Saskia from Big Brother 6 told me, while I was making my documentary Reality TV Is Good For You a few years ago: ‘I knew when I came out of the house there wouldn’t be a limo waiting to whisk me off to Hollywood. I got some nice clothes, a couple of nice holidays. I’ve already got a nice boyfriend out of it. And soon I’m going to get back to work.’ Even Jade Goody, monstered as the thickest woman in Britain, invested wisely and made her own fortune after surviving an upbringing of Hogarthian horror.
And this is what horrifies a lot of the people who hate Big Brother. Over the years, I’ve observed that the use of the C-word (‘chav’) indicates a socially insecure seat-sniffer who hasn’t got half as far in life as they thought they would, and who isn’t having half as much sex as they dreamed they would. Every year, these busted flushes see all their fear and loathing made flesh in the BB house. Young people enjoying themselves! Having sex! And one of them will be rich! Polly Filla columnists bang on about how dreadful it is that young people today just want to be famous — i.e. they want to earn decent money, do negligible hard work and get their picture in the papers, just like Polly herself.

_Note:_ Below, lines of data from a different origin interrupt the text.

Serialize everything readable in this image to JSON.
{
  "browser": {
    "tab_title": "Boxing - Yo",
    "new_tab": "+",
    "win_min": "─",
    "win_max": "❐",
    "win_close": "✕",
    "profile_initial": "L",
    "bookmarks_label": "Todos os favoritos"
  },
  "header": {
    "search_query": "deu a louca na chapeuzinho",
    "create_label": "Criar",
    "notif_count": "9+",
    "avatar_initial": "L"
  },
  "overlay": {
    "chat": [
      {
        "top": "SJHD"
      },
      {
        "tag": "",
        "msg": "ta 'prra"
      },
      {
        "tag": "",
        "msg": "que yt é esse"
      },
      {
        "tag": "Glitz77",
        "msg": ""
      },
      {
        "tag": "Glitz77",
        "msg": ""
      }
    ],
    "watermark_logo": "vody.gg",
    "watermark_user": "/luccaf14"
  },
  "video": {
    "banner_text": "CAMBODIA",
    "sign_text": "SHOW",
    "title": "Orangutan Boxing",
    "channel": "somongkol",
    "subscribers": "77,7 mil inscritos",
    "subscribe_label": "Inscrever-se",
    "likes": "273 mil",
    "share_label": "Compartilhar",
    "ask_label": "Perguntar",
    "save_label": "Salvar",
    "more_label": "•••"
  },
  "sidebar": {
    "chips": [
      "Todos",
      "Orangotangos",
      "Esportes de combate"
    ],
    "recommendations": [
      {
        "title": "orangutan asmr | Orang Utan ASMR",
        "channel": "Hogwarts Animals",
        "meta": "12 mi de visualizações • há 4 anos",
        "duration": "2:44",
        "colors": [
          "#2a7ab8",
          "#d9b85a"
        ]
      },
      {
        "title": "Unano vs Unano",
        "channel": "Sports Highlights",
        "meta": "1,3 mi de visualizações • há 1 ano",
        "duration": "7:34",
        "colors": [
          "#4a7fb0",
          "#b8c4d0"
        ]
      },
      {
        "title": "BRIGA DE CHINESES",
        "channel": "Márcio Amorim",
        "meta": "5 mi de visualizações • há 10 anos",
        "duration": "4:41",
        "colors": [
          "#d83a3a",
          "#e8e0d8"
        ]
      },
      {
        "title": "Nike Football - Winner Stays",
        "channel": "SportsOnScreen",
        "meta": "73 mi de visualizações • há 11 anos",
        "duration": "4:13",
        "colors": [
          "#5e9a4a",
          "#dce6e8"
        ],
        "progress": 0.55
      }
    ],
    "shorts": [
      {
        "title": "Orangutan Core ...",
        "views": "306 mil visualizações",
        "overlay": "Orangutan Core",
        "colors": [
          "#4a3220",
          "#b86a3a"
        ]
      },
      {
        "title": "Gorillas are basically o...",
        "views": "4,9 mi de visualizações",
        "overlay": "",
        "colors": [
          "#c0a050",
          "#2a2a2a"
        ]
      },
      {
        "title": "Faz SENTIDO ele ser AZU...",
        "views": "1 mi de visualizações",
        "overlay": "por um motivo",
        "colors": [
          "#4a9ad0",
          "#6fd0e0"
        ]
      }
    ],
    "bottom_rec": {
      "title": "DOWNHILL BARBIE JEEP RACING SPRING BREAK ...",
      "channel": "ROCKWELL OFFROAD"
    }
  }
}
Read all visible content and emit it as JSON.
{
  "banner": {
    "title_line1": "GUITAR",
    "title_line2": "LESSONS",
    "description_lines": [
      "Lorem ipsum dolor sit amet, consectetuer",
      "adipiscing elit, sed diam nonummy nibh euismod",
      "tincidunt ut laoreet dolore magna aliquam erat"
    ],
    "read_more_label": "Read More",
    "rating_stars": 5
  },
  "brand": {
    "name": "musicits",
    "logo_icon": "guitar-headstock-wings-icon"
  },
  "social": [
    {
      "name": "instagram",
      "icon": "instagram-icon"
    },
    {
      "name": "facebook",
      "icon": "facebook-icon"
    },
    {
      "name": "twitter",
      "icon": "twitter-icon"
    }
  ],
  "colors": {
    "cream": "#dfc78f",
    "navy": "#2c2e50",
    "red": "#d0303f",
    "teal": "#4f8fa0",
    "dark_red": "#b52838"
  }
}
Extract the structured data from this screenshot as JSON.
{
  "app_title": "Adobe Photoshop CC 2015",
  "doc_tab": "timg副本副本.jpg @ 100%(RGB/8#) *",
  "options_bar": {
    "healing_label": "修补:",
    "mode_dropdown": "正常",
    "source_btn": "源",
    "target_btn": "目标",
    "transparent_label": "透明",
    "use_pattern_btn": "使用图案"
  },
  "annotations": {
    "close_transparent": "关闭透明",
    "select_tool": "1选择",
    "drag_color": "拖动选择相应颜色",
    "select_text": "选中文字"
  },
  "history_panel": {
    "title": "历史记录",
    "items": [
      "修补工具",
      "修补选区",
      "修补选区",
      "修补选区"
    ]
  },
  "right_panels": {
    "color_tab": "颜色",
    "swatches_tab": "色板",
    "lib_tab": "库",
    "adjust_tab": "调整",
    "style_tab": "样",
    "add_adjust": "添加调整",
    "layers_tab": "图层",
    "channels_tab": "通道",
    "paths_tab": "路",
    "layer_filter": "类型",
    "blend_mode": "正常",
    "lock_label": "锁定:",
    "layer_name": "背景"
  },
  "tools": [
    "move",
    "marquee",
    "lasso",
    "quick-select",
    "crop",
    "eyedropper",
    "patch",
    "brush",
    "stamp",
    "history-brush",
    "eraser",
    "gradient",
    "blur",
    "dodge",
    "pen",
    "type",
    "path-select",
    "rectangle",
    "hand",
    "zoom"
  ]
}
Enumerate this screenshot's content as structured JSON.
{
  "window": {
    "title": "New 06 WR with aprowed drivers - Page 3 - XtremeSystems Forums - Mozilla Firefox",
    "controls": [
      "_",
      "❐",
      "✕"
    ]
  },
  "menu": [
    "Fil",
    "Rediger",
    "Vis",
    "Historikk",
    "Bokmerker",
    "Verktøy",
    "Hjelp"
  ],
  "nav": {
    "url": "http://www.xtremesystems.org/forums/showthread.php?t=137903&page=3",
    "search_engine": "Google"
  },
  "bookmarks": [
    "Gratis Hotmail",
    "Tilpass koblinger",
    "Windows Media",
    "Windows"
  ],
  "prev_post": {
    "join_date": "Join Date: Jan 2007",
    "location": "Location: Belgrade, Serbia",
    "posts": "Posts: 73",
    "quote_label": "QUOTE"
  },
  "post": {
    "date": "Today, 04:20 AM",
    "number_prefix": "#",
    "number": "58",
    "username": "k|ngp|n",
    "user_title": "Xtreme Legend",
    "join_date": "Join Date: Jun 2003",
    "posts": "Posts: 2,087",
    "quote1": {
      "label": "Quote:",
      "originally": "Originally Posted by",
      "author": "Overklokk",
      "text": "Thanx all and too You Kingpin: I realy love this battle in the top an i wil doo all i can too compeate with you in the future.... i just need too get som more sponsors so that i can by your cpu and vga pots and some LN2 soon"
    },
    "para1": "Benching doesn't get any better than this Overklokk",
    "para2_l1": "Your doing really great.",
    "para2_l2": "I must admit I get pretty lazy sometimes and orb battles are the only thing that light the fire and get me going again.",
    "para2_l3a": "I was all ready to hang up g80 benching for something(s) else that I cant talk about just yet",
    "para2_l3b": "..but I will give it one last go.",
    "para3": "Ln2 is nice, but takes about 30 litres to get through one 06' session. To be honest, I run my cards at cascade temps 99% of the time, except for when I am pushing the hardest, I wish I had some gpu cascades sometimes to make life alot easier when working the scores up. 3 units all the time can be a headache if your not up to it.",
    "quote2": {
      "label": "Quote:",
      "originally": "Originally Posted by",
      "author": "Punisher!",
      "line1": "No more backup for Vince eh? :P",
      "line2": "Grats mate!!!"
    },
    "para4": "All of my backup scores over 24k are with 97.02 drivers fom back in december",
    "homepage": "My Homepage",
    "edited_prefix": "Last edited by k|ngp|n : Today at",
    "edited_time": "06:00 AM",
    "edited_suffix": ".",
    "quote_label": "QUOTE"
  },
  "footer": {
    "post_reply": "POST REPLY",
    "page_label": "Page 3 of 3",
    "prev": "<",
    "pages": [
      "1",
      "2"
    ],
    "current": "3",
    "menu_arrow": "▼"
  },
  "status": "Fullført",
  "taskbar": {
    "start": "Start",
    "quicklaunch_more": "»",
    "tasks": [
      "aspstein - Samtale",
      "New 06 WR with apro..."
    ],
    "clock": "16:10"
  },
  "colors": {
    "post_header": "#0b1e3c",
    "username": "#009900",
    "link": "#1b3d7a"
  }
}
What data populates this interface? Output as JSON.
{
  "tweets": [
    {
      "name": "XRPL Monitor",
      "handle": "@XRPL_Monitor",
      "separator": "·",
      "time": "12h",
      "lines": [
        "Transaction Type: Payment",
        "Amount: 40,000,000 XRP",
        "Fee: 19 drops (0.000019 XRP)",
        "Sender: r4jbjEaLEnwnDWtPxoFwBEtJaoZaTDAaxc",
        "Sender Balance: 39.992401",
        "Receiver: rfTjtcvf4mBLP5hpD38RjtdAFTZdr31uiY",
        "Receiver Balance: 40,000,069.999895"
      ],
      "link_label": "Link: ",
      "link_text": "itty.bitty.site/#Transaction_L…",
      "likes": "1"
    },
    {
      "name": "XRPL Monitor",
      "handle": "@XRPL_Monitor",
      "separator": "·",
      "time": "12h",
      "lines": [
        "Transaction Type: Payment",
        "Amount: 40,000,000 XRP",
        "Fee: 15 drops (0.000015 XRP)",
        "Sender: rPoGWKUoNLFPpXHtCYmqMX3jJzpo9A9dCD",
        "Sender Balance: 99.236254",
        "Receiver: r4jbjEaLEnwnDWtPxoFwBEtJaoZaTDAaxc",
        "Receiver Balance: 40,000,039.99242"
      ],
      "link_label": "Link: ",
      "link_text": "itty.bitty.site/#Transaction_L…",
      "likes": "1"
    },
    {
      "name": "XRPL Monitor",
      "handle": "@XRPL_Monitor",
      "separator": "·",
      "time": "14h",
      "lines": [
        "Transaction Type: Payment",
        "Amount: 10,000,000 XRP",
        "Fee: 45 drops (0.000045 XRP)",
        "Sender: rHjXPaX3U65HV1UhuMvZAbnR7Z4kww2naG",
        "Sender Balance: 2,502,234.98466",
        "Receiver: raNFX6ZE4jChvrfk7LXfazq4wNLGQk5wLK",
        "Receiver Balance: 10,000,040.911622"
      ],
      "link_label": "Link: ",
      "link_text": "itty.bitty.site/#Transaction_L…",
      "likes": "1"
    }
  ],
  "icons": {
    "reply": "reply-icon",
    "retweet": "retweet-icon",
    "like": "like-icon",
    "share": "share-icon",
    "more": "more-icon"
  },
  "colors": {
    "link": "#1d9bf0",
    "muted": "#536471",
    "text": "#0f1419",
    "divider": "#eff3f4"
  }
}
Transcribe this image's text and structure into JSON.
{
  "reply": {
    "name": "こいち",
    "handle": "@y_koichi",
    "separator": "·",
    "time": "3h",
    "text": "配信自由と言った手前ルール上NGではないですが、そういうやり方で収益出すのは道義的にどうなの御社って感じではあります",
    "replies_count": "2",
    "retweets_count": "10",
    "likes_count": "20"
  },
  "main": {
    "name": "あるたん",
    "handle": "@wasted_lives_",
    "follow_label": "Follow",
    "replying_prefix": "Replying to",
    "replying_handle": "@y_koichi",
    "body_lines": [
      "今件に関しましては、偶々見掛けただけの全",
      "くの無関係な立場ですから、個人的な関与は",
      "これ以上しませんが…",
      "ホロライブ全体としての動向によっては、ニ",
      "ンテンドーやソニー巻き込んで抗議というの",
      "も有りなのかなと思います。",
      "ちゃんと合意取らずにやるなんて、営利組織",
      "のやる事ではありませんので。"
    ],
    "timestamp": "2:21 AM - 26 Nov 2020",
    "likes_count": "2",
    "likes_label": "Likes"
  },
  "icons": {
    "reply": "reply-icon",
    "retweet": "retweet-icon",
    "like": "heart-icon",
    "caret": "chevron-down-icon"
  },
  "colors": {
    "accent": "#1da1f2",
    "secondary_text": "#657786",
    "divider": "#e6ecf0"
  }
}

Over the years, Big Brother has acted for me as a shorthand filter to finding new friends; if someone prefers to watch actors dressed as 1920s servants speaking to each other in silly accents rather than watch a good-looking girl having sex with a bottle on a lawn, we probably aren’t going to get along. I genuinely enjoy it; I find it far more subtle and insightful than, say, the theatre — and much less manipulative.